Pour le secteur marchand : le contrat initiative emploi ; le sinistre RMA

Le point commun de ces contrats : être des sous-contrats de travail, fournir aux employeurs du travail gratuit, constituer des instruments de tutorat et de chantage contre les chômeurs et précaires.

Il faudrait plusieurs pages pour décrire en détail les autres aspects de la « loi de cohésion sociale ». En deux mots: Cette loi reprend et renforce les logiques suivies par tous les gouvernements qui se sont succédé depuis plus de 20 ans :

– attaques contre le droit du travail : assouplissement des règles de licenciement et de reclassement, des règles relatives au travail de nuit.
– subventions aux employeurs : appelées « activation des dépenses passives » (les 4 contrats « aidés », incitations à l’embauche d’apprentis, abaissement du coût du travail dans le secteur de la restauration .)
– suivi renforcé des 16-25 ans : création d’un « contrat d’insertion dans la vie sociale », « baromètre » des métiers qui recrutent pour pousser les jeunes vers telle formation, développement du « contrat jeune sans charge
en entreprise », facilité d’accès aux stages de découverte de l’entreprise pour les 14-16 ans.
– recours au tiers secteur : associations d’insertion, associations intermédiaires, etc.
– développement d’emplois précaires : dans le secteur des « services à la personne, aux particuliers » avec
importantes réductions d’impôts pour les particuliers employeurs de « personnel de maison »

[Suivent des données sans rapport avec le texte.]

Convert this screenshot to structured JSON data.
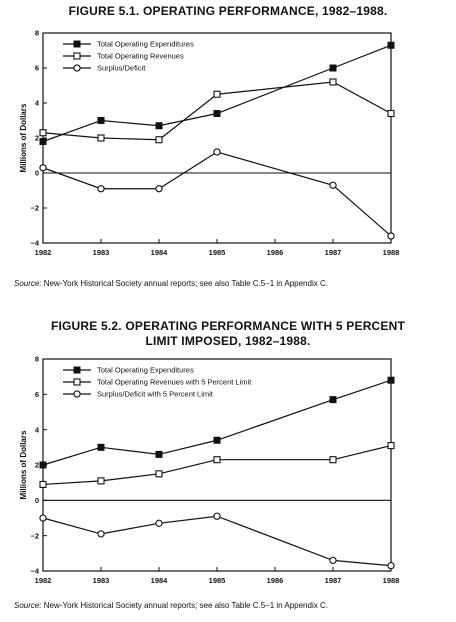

Si ce plan puis cette loi n’ont rencontré qu’une faible opposition, voire le silence, c’est que les acteurs politiques (une partie de la gauche plurielle
de l’ancien gouvernement) ou syndicaux qui appliquent ou acceptent depuis si longtemps ces logiques-là n’ont évidemment rien à dire aujourd’hui, sur le fond. Ils se contentent donc soit d’applaudir, soit de critiquer modérément tel petit détail, soit de parler d’ « écran de fumée sans financement ».

– Pourtant cette loi ne fera que renforcer la précarité, l’insécurité sociale sous couvert de les combattre.
– Pourtant cette loi ne fait qu’obéir aux souhaits du patronat formulés il y a 5 ans dans le « projet de Refondation sociale du Medef » (projet exécuté à la lettre et au pas de charge par l’actuel gouvernement depuis 2002). Borloo peut continuer à jouer son personnage autant qu’il veut à la télévision, il n’en reste pas moins un vulgaire ministre à la botte du patronat.
– Pourtant cette loi comporte des mesures de contrainte et de contrôle social qui sont dans la droite ligne de tout l’arsenal sécuritaire renforcé depuis quelques années, qui vise avant tout à mater les populations les plus précaires (Loi Vaillant : LSQ, Loi Sarkozy : LSI, Lois Perben : I et II.), et auquel le gouvernement
prévoit aujourd’hui d’ajouter le fichage des pauvres et l’obligation pour les travailleurs sociaux et les enseignants de participer à ce fichage.

A tout cela, nous devons opposer notre propre « plan », le seul qui soit humainement et socialement viable, et qui nécessite la lutte solidaire de tous les salariés, travailleurs précaires et chômeurs :

– Pour un système unifié d’indemnisation de toutes les formes de chômage garantissant à tous un revenu à hauteur du SMIC (en vue de la revalorisation
des salaires) et financé par la taxation des profits.
– Contre les licenciements et pour la défense du code du travail.
– Pour l’abrogation des lois sécuritaires et l’abandon des logiques de contrôle social.